By Johnson, Content Writer
According to PwC, 52% of companies worldwide have decided to use AI algorithms. Artificial Intelligence is an excellent tool for business and a clear example of how hi-tech collaborates with computer science. AI helps make strategic decisions with automated tasks and insights got with the help of big data. However, the developers who created these algorithms are unsure if the data is correctly explained. And some machine-made decisions are affected by human prejudices.
As it’s covered in ExpressVPN’s research dedicated to the AI Bill of Rights, robots and machines should follow the same ethical norms as people. Made to protect people from harm caused by automated systems, the AI Bill of Rights explores such a phenomenon as artificial intelligence prejudice. It’s also known as AI bias.
For example, one person creates software to recognize some patterns in human behavior. The system works well, but the inventor has a particular unconscious bias. For example, he dislikes people who are hardworking yet could be more communicative. On the one hand, today’s business workflow does not leave the gates open for the lack of communication. On the other hand, if the person is gifted and skillful, he can communicate better with his colleagues in a while.

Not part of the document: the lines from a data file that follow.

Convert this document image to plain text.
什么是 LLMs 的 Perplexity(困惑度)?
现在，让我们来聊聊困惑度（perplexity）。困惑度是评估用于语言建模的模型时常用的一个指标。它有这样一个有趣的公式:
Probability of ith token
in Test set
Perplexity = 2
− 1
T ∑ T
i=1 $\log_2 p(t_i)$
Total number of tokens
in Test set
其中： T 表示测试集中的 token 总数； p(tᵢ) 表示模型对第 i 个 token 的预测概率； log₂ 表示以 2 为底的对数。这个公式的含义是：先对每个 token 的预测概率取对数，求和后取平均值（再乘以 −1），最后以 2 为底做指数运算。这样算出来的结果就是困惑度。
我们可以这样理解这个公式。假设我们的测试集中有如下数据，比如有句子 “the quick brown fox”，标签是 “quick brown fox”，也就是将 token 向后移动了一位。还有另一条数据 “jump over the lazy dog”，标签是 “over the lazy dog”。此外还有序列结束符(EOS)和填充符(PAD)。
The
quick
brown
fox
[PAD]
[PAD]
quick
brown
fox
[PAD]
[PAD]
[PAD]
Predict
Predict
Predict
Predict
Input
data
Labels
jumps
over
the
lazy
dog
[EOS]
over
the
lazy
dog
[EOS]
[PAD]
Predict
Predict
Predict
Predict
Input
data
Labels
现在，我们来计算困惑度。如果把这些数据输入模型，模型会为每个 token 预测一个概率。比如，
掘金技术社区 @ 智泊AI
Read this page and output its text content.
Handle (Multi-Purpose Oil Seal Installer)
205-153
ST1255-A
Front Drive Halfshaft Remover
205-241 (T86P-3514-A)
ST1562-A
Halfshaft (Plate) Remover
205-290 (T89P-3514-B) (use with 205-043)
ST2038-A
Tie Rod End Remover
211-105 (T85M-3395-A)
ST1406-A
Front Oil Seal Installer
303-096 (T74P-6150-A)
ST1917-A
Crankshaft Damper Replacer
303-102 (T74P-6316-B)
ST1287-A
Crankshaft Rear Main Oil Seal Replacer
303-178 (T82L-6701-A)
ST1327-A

The bias can occur at the stage of training the model, too. For example, the machine is designed to teach students primary historical characters and events. When the student starts studying this topic, he can ask such software anything and get a good answer. However, if the person who wrote the texts and trained the models did not check the facts, the machine could represent the data with the mistakes.
Some biases are also connected to gender stereotypes. For instance, when the machine needs to correlate concepts, such as the term “doctor,” it might use men only. It happens because, on the Internet, there are more male representatives of this profession than female ones.
One more bias is connected to the selection process. In case the information used to train the algorithm over-represents one population, the algorithm will likely outperform other demographic groups for that population. According to Baeldung, it is easy to prevent selection bias. If the scientist prepares data for the model to explore the level of education in a population by administering questionnaires, the governmental bodies have already studied this topic. It means the data proposed to the model should be before any other knowledge.
Indeed, AI is a great system that can study without human intervention. However, there is a need to check AI behavior at different steps to avoid unnecessary behavior, mainly if this AI aims to teach students. It’s also good to follow the principle of Bayesian statistics: “Know thyself, and know the priors.” After all, AI operates using facts and figures, and only you decide which information could explore the topic better.